Highly plausible an American GI brought it home from Europe and it sat in his house for 70+ years. He passed and the heirs disposing of the estate took it to the thrift store.
Why do the Germans get the statue? Shouldn’t it go back to Rome from which it was stolen?
“He passed and the heirs disposing of the estate took it to the thrift store.”
It’s a common story that the kids of WW2 veterans hated “dad’s war trophies” and had no idea of their value when they ‘got rid of’ them.

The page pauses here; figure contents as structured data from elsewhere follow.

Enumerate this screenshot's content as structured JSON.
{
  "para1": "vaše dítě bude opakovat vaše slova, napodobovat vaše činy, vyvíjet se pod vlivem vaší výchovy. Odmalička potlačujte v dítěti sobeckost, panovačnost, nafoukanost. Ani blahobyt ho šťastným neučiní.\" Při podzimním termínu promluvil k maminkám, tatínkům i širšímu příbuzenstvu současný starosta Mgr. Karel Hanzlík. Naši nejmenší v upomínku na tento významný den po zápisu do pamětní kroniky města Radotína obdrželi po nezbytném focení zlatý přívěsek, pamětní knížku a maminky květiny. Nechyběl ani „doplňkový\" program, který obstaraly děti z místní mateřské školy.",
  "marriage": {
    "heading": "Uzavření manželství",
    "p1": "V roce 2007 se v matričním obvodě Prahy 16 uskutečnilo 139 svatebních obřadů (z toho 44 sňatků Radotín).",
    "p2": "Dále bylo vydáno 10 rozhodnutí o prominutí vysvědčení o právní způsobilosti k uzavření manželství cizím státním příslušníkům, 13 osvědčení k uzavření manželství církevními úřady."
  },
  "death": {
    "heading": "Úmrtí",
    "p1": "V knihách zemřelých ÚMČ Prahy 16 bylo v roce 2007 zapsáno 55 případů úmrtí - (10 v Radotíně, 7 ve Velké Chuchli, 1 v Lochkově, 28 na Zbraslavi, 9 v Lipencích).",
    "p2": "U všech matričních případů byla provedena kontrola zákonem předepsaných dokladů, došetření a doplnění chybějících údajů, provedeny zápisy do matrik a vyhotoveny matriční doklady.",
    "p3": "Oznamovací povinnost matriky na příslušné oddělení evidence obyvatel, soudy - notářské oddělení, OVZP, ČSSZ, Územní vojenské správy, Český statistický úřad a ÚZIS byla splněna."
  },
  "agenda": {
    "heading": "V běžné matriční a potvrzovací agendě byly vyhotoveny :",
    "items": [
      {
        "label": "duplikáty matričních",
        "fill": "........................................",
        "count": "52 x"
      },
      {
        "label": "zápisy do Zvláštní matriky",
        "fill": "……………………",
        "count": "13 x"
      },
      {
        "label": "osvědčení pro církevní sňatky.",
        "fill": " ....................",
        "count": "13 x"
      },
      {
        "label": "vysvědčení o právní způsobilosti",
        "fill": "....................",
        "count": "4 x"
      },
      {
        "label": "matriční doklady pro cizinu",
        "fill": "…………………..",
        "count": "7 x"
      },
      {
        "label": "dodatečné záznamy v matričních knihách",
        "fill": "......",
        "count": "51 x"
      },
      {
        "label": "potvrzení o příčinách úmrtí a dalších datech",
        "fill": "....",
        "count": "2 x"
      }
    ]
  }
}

Over the course of the years I’ve attended a few estate sales in Sacramento and at absurdly low prices I’ve picked up:
1. A German Cross in Gold
2. A Victoria’s Cross
3. A signed collection of the Four Freedoms by Norman Rockwell (lithographs)
4. A old copy of Mein Kampf signed by the author
5. Twenty British sovereigns (cost me the princely sum of $10)
6. A Norden bombsight
7. A small collection of Kriegsmarine Lugers
8. A pair of gray Luftwaffe gloves (very small)
9. Assorted currency, coins, and stamps
10. A Lithuanian passport with a transit visa signed by Chiune Sugihara (I sent it to the Yad Vashem)
etc.
It stuns me sometimes the dripping contempt these kids have for their fathers and grandfathers. Which makes it easier for me to all but steal these things from them.
I wonder if they ever found the original Elvis or Dale Earnhardt Sr. on black velvet. Fine art there.